Do Credit Scores Affect Premiums?
A common question at Marshfield Insurance – do credit scores affect premiums? Personal Service Agent Tricia Trojan explains how they do:
“Although insurance companies do not pull your credit, they do run what’s called an ‘insurance score,'” she explained. “There is no ‘ding’ on your credit report as they are not truly pulling your credit – rather they obtain their information from LexisNexis.”
LexisNexis works with Equifax, Experian, and TransUnion (among other companies) to provide information to the insurance industry. Insurance companies review the information received and are able to use that information to determine the type of risk people may be, which does have an effect on the premium.
“The worse a person’s credit score is, the higher the premium may be,” said Trojan. “Some statistics may say that the more open lines you have means the more losses you encountered.”
Not only does a person’s credit affect premiums – many other factors go into the rating.
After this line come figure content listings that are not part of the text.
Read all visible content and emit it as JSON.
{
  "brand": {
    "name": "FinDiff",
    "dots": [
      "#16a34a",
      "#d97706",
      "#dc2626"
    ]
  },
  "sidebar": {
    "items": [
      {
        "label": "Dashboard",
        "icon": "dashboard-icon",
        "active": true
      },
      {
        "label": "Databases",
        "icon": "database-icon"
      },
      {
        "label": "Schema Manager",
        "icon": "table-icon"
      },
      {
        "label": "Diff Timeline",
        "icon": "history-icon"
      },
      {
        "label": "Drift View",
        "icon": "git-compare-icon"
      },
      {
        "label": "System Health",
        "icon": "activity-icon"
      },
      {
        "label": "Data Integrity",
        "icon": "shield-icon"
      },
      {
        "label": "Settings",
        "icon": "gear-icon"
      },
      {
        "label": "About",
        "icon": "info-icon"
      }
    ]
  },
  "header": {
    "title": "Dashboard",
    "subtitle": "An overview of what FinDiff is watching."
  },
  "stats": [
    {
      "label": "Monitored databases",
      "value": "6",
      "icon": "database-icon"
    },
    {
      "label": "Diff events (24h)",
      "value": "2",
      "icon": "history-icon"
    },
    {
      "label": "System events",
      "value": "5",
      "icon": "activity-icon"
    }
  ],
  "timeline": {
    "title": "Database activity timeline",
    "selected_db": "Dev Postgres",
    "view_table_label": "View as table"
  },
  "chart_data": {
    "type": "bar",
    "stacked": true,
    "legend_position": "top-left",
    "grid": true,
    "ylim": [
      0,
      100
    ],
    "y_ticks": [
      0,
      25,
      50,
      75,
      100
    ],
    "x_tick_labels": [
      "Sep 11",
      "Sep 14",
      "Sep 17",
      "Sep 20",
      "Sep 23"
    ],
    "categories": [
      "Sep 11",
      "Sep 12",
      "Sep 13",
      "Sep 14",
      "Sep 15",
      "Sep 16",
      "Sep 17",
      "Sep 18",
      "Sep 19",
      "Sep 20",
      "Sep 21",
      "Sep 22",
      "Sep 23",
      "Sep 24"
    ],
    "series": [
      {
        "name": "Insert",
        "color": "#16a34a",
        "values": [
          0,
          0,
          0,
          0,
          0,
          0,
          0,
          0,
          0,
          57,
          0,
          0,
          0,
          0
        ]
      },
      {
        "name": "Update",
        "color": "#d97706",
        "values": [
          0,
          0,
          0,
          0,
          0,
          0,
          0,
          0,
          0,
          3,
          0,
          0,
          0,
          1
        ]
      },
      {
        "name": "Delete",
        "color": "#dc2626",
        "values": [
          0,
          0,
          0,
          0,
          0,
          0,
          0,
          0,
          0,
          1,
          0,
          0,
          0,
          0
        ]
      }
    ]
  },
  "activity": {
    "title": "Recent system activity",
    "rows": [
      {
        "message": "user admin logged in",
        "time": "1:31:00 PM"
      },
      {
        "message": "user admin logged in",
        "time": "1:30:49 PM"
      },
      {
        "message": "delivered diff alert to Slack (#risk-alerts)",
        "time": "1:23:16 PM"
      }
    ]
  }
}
Marshfield Insurance can help navigate customers through the insurance buying process.
“Marshfield Insurance represents multiple different insurance companies and if the renewal premium is a lot higher than previous based on the needs of our insureds (amount of drivers, age of drivers, number of vehicles, driving history, home value, etc.), we run everything with all the companies we represent to make sure they have the best coverages and rates,” said Trojan. “At any point, if an insured is concerned on their coverage or premium rate, they are more than welcome to reach to their agent and asked to be re-quoted to make sure they are where they should be.”